Fresh off his court victory over Google, Epic Games CEO Tim Sweeney yesterday blasted the $700M settlement that 50 state attorneys general made with Google over antitrust complaints. Basically, Tim argued that the states should have driven a far harder bargain. The terms of the settlement were reached in September—before Epic’s trial victory over Google—but weren’t disclosed until yesterday. Google may well feel relieved they made that deal before taking the courtroom L in the Epic case.


 


New Owners

Houston-based developer Hines has paid $66M to acquire the IBM 500 Campus, which borders RTP. IBM will lease the four-building campus on the land from the new owner, so at least in the near term it won’t impact their workforce levels in the Triangle. Hines is also behind the Fenton development in Cary, the Market District at American Tobacco in Durham and Waverly Place in Cary. It sees mixed-use potential for the land, which is the direction that RTP and its environs are already heading as the corporate campus model is falling out of favor, while live-work-play developments are all the rage. See TechWire, TBJ and the N&O for more info.


 


Quickie Updates

Two quickie startup updates: 1) The N&O ran a story (written by past Friday Nooner co-host Chantal Allam) on four couples that have teamed up as one of the first to co-own a vacation home using Durham-based startup Plum Co-Ownership, which is led by serial entrepreneur (and frequent GrepBeat guest) Matt Williamson. We first profiled Plum last March. Fun fact: one of the couples includes our own Jenn Summe of Primordial, who not coincidentally once worked with Matt at Windsor Circle.
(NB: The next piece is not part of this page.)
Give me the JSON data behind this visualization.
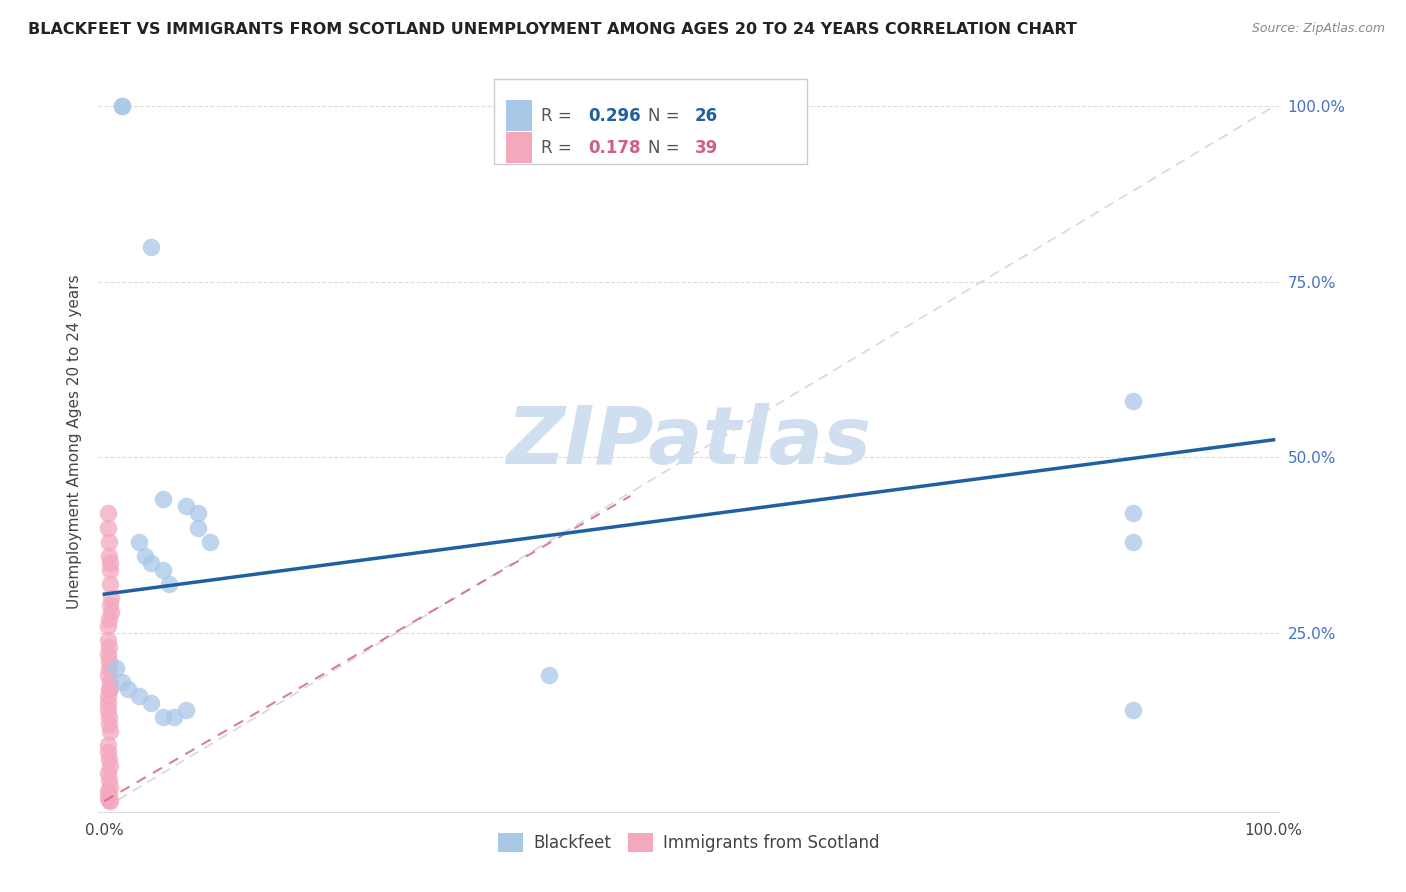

2) TBJ featured sisters Niki and Ritika Shamdasani, who lead Raleigh-based South Asian-inspired fashion startup Sani. We first profiled Sani back in 2019 and Niki was a panelist at this June’s Grep-a-palooza 2.


 


Second Act

Kevin Barry was part of one of the more notable Triangle startup successes of the past decade or so as the Co-Founder of FilterEasy, which he started while still in college with fellow NC State student Thad Tarkington as a subscription service for HVAC filters. The company has diversified and is now called Second Nature, with Thad still leading it, but after a nice exit last year, Kevin was looking for something new.